The plan provides specific guidance through public policy affecting unincorporated areas that fall under the jurisdiction of Pinellas County government, while also fostering better coordination with the 24 municipalities as they update their own plans.

Comprehensive plans within the sate of Florida provide data-driven policy guidance to help elected officials make decisions that support the long-term needs of the community.

Here are a few examples of how the updated plan addresses some of the key challenges and opportunities for the county’s future.


• Introduces policies to enhance safety for all users of the transportation system, including drivers, transit riders, bicyclists, and pedestrians.

• Promotes a multimodal network with expanded alternatives to car travel, such as trails, sidewalks, bike facilities, and public transit stations.

Land Use

• Updates policies to promote targeted redevelopment vs. new development to make the most of the limited available land.

• Promotes redevelopment in urban centers and corridors, especially multi-use, multifamily housing.

Public Health

• The Health in All Policies approach aims to improve the community’s health outcomes through County policies and programs across sectors and policy areas that offer fair opportunities for all residents to make healthy choices.


• Continues to preserve the county’s valuable green spaces.

• Accounts for sea-level rise and increased flood vulnerability in development and public safety decision-making.

Economic Strength

• Expands opportunities to maintain and build affordable housing to sustain our local workforce.

• Supports small businesses and companies seeking to relocate and bring new jobs to the county.

Vacancies announced on Historic Preservation Board

Pinellas County is now accepting applications to fill two vacancies on the Pinellas County Historic Preservation Board.

Applications must be received by 3 p.m. on Sept.10.

One vacancy is an individual appointment position for Commissioner Kathleen Peters to fulfill the remainder of a three-year term that is set to expire on Dec. 31, 2023, and the second is an appointment as an alternate member to fulfill the remainder of a three-year term that is set to expire on Dec. 31, 2022. Both are volunteer positions that would be eligible for reappointment at the expiration of their term for another full three-year term.

The Historic Preservation Board is composed of nine members and two alternate members who each serve a three-year term.
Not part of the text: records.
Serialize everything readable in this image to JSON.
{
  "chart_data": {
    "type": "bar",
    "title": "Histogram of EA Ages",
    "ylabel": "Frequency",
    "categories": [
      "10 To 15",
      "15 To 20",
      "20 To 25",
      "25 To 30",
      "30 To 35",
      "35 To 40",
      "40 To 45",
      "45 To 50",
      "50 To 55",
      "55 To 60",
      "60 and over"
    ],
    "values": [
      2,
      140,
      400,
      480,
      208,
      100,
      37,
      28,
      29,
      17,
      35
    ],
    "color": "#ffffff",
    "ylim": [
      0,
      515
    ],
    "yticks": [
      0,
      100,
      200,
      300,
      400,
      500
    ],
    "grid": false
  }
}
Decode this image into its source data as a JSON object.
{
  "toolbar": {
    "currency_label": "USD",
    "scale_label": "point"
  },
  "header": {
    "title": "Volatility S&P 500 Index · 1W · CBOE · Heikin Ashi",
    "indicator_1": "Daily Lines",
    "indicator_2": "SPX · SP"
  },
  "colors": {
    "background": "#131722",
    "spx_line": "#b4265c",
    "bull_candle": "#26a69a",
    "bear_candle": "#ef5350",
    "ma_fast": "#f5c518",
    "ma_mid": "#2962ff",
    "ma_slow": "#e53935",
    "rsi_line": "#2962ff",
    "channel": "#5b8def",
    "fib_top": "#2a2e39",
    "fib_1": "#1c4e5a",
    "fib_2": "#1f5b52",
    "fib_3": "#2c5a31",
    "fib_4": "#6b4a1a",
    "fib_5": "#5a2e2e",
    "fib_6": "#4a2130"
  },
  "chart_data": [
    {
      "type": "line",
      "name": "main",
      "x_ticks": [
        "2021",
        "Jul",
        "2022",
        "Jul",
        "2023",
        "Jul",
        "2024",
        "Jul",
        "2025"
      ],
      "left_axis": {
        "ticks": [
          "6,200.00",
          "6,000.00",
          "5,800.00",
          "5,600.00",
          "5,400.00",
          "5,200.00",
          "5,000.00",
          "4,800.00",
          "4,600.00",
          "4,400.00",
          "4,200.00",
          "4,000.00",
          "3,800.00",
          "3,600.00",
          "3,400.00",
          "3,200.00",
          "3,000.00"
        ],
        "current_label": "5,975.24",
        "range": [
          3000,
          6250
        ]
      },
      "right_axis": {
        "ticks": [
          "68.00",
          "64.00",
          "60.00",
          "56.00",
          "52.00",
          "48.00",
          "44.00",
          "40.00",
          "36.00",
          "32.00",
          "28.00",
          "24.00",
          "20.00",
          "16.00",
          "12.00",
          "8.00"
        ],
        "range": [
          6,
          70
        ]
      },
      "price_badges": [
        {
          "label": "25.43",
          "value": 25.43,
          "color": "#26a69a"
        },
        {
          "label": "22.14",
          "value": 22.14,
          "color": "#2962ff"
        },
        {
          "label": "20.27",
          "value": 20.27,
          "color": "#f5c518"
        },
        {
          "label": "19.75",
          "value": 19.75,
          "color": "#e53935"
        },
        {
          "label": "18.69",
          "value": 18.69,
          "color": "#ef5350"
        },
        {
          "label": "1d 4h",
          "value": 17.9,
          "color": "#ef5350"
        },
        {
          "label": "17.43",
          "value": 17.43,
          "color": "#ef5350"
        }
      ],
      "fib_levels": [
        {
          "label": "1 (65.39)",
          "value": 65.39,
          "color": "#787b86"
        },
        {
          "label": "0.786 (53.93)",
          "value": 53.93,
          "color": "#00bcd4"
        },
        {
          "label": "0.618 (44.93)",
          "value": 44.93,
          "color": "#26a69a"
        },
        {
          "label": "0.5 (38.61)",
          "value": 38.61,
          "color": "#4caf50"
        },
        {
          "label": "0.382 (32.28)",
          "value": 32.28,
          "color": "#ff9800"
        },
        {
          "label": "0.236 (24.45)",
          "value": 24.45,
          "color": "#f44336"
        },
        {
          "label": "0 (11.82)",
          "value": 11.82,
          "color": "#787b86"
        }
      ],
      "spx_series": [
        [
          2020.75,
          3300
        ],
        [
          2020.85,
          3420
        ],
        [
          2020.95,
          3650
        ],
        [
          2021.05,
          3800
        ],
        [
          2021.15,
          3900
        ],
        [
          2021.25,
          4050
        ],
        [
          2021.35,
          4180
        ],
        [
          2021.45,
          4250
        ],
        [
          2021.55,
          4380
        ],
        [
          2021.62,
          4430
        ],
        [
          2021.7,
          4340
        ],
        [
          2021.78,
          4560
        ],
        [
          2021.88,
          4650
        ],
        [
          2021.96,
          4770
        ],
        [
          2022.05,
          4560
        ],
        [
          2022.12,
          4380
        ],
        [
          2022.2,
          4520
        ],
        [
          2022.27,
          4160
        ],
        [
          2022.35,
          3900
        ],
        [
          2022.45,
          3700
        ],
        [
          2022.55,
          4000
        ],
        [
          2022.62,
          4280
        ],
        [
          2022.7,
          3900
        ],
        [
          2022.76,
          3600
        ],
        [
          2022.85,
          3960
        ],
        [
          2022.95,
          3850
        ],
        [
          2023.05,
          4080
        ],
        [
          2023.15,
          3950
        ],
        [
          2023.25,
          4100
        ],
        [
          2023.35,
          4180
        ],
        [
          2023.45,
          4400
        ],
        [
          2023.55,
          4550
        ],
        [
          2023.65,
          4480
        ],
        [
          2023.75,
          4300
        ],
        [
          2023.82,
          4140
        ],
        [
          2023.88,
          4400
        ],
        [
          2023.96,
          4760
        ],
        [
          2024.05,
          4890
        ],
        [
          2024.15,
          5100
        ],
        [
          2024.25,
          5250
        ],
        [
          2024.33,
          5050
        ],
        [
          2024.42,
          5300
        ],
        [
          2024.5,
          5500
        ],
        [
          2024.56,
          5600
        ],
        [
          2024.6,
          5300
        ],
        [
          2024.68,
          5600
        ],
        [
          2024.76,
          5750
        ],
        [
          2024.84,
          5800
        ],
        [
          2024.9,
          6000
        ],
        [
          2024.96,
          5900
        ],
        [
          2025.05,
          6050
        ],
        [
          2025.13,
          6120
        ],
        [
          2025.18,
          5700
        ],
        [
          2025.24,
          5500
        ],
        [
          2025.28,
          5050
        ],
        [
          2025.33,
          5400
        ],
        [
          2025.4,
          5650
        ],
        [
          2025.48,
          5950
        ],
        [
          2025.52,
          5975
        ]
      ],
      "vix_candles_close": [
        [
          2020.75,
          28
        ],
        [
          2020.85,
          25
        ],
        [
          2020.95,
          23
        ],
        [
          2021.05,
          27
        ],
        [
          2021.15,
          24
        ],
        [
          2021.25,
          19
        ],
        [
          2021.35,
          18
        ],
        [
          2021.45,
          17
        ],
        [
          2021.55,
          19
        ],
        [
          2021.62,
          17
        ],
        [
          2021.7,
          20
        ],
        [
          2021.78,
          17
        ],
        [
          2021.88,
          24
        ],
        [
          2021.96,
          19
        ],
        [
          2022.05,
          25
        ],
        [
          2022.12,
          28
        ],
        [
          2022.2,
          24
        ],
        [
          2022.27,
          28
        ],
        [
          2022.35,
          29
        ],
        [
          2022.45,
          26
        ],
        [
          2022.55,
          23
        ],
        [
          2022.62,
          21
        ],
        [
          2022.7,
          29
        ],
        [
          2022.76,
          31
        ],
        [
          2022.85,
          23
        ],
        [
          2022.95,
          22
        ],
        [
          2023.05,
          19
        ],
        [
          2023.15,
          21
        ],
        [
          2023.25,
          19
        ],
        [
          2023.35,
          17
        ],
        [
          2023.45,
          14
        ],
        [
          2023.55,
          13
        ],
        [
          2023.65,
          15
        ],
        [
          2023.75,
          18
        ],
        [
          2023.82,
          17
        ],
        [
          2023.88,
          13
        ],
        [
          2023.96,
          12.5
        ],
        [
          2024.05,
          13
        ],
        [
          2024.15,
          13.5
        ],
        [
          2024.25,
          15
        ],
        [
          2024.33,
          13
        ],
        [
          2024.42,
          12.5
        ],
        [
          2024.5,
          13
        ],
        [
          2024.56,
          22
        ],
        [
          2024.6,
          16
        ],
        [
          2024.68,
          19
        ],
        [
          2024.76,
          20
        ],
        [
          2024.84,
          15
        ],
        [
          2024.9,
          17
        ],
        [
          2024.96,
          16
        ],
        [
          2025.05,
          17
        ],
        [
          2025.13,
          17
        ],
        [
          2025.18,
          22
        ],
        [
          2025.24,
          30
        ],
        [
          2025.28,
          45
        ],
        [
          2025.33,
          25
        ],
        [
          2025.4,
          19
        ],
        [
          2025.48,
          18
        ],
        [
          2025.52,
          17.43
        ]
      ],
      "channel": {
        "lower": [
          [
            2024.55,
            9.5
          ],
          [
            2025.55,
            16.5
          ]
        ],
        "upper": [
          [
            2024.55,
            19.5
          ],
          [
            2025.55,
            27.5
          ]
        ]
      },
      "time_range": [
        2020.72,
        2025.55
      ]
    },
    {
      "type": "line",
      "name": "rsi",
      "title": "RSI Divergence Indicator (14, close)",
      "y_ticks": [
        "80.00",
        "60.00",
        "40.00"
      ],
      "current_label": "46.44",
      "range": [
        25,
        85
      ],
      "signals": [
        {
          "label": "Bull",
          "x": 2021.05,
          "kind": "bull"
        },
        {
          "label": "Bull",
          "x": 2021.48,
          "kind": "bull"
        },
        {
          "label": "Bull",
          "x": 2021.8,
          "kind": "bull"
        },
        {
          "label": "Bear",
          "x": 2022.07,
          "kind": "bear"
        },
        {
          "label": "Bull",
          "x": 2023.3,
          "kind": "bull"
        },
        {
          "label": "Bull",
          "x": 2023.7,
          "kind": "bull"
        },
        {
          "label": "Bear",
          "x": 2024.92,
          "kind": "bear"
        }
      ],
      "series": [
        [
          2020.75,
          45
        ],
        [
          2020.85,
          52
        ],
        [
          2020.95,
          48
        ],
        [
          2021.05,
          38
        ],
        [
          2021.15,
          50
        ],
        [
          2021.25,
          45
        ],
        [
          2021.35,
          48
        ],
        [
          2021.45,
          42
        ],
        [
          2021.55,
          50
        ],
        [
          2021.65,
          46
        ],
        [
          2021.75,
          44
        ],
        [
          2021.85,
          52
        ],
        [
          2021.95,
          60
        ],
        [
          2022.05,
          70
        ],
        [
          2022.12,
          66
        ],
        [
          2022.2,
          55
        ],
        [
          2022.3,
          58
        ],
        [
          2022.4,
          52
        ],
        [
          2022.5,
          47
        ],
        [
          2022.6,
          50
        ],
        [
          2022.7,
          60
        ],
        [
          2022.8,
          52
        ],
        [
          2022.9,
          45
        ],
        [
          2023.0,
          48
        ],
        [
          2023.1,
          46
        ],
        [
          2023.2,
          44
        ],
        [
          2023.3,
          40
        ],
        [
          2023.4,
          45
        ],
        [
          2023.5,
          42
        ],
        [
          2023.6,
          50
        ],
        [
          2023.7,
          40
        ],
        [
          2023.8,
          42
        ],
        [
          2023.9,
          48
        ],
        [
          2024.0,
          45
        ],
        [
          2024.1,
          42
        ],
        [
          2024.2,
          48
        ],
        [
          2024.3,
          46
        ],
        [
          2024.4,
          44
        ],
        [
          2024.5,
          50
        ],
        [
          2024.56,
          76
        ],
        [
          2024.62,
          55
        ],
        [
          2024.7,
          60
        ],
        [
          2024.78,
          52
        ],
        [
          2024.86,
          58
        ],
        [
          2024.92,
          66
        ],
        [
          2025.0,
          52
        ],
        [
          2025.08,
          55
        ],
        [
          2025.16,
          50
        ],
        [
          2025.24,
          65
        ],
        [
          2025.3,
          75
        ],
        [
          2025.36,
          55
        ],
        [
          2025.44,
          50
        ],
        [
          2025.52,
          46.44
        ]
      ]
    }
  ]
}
Each member of the County Commission nominates one member, and the Commission jointly nominates two at-large members and two alternates.

The Commission also appoints one county commissioner to the HPB to serve as its chairman and ex-officio, non-voting member. The HPB must be composed of community advocates, municipal representatives and historic preservation professionals with expertise and/or knowledge in the historic preservation field.

The historic preservation program operates as a Certified Local Government program and meets the guidelines and criteria for this federal historic program designation with responsibilities including recommending the designation of historic districts and landmarks, nominating historic resources for listing on the National Register of Historic Plans, reviewing and approving applications for impacts to properties in a historic district or a landmark and landmark site, producing educational materials, programs and publications, etc.

Applications can be found at The HPB’s rules require a resume to be submitted as well. Applications must be received by 3 p.m. on Friday, Sept. 10.

The County Commission will review all applications and make its selection at an upcoming meeting.

Note: All materials submitted to Pinellas County government are subject to the public records law of the state of Florida.